Services Beats Retail; Streaming Bundles And Ad-Supported Penetration Rates
Madison and Wall: Saturday Summary for May 25, 2024
In a quiet week that included a holiday in some countries and came ahead of a holiday in others, we did get new news around many large retailers’ results, including Target and Macy’s as well as an investor day from Netherlands-based grocer Ahold Delhaize, who each talked up their retail media businesses. Although retail media is clearly expanding rapidly and helping retailers where it operates, this growth has not been enough to offset declines in the core business for many retailers in the most recent quarter even if economy-wide retail revenue was up slightly year-over-year during 1Q24.
However, as I pointed out in my note on these results, I think there’s often too much attention paid to retail sales rather than services, which are substantially more important to the economy and the advertising industry, too. The US Census Bureau released new data on relevant trends for those industries for 1Q24 during the past week, and unsurprisingly showed much more robust growth for services relative to retail sales.
There was some news relevant to the streaming world as Comcast announced that it would launch “StreamSaver,” a bundle of ad-supported Peacock, ad-supported Netflix and Apple for a discounted price. In context of the pending launch of the joint venture from Warner Bros. Discovery / Fox / Disney offering ClownCo 2.0 Venu, it’s clear that bundles are back for consumers who want them, at least.

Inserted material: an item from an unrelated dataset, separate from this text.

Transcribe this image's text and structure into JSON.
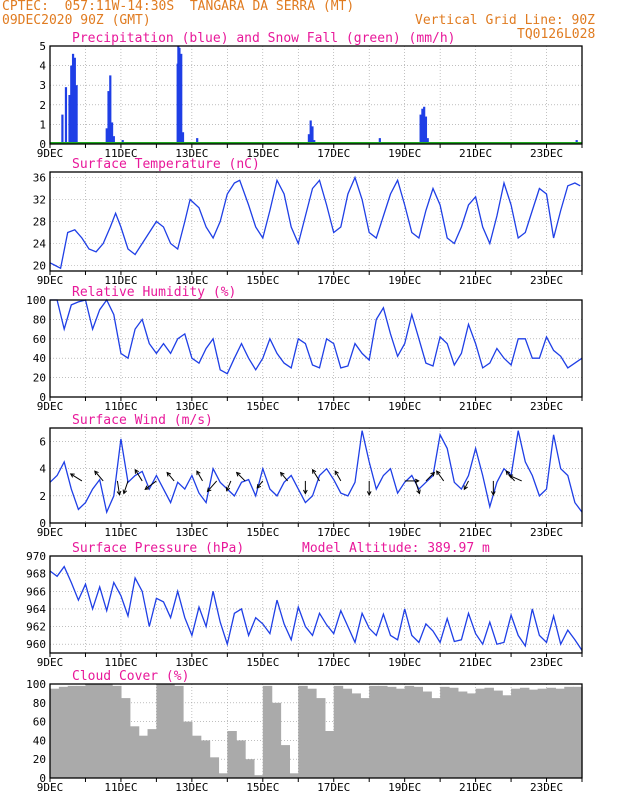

Putting aside that many consumers may prefer to avoid locking in the higher price targets associated with bundles, how many consumers will ultimately choose ad-supported tiers of streaming services? I looked closely at historical data from Antenna on customer churn and gross additions for ad-supported and ad-free editions of stand-alone streaming offerings and extrapolated that data to the end of 2024, presuming constant levels of spend on marketing and content. Although I do expect the share of ad-supported versions of streaming services to generally rise (with the exception of Amazon Prime Video, which initially made ad-supported the default option earlier this year, and therefore should see falling penetration of this tier), I still expect ad-supported tiers to continue to account for a minority of subscribers at each of Netflix, Disney+ and Max by the end of next year.